The new racial profiling law forces every law enforcement agency in the state to collect data on the race of a suspect in a traffic stop if a citation is issued. But a loophole in the law may leave many cities exempt from the law’s more stringent requirements, which go into effect this January. Starting next year, officers will have to collect data on every stop, regardless of whether a citation is issued, and report their findings regularly, which civil rights groups hope will drastically reduce the number of harassment (or “Driving While Black”) stops in Texas. As an alternative to the more stringent reporting requirements, however, agencies can opt to install video cameras in all of their traffic enforcement vehicles, so that a record of each stop is made.

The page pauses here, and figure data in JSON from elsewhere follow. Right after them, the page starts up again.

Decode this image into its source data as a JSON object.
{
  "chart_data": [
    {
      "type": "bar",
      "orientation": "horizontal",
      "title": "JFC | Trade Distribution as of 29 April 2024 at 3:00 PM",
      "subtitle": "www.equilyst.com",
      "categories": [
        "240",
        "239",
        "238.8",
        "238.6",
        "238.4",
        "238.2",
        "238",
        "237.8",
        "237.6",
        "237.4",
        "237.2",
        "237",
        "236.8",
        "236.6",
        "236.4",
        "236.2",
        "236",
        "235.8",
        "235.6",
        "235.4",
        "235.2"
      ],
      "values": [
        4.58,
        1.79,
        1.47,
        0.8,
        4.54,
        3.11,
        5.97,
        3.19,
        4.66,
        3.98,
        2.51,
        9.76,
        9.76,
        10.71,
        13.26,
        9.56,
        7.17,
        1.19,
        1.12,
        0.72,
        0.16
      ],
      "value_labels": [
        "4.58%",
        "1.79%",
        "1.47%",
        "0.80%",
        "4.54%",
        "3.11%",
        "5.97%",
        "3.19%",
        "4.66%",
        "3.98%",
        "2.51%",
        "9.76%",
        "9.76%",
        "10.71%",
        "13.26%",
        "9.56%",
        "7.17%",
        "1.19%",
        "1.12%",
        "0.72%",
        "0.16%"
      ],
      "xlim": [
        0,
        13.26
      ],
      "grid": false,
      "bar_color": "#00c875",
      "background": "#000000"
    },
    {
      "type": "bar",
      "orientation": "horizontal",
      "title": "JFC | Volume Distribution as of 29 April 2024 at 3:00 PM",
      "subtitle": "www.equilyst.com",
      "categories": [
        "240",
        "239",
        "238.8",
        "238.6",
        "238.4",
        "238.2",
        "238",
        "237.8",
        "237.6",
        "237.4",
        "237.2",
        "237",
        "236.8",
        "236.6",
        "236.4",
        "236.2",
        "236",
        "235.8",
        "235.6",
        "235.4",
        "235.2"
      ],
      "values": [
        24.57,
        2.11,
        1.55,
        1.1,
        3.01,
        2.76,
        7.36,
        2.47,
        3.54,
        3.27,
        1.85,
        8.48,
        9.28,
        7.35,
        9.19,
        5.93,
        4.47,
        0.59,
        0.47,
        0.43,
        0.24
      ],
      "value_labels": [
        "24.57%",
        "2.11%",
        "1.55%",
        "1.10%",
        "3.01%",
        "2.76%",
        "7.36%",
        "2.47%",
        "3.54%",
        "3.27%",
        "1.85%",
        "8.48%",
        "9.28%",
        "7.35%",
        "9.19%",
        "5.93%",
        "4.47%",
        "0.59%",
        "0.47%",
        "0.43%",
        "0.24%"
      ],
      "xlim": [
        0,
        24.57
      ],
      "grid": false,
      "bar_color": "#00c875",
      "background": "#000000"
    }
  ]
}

Cameras in cars are a good thing as far as civil rights advocates are concerned–they hold cops accountable for police brutality, for one thing–but in hindsight these two reforms might have been better left uncoupled. It now appears that the vast majority of agencies will be going the camera route, meaning hardly any of them will be obligated to collect data on stops without citations. (Compiling comparable racial profiling data from video recordings would be time consuming, if not impossible.) Kelvin Bass, who works for one of the bill’s authors, Senator Royce West (D-Dallas), estimated that the new law applies to roughly 1,100 to 1,300 agencies in Texas. According to records obtained by the Observer, over 1,000 of these eligible agencies requested cameras from the Department of Public Safety. The legislature appropriated $18.5 million for the cameras, and every bit of that money has now been spent, according to Bass. Fortunately, according to Will Harrell of the Texas ACLU, some small departments–and some large ones, like Houston–have promised to collect data on all stops anyway, even though they requested cameras and technically don’t have to. Of course, should they not like what they see in those figures–or if, for example, Houston gets a new mayor and police chief–there would be nothing to stop them from simply ending the data collection any time they choose.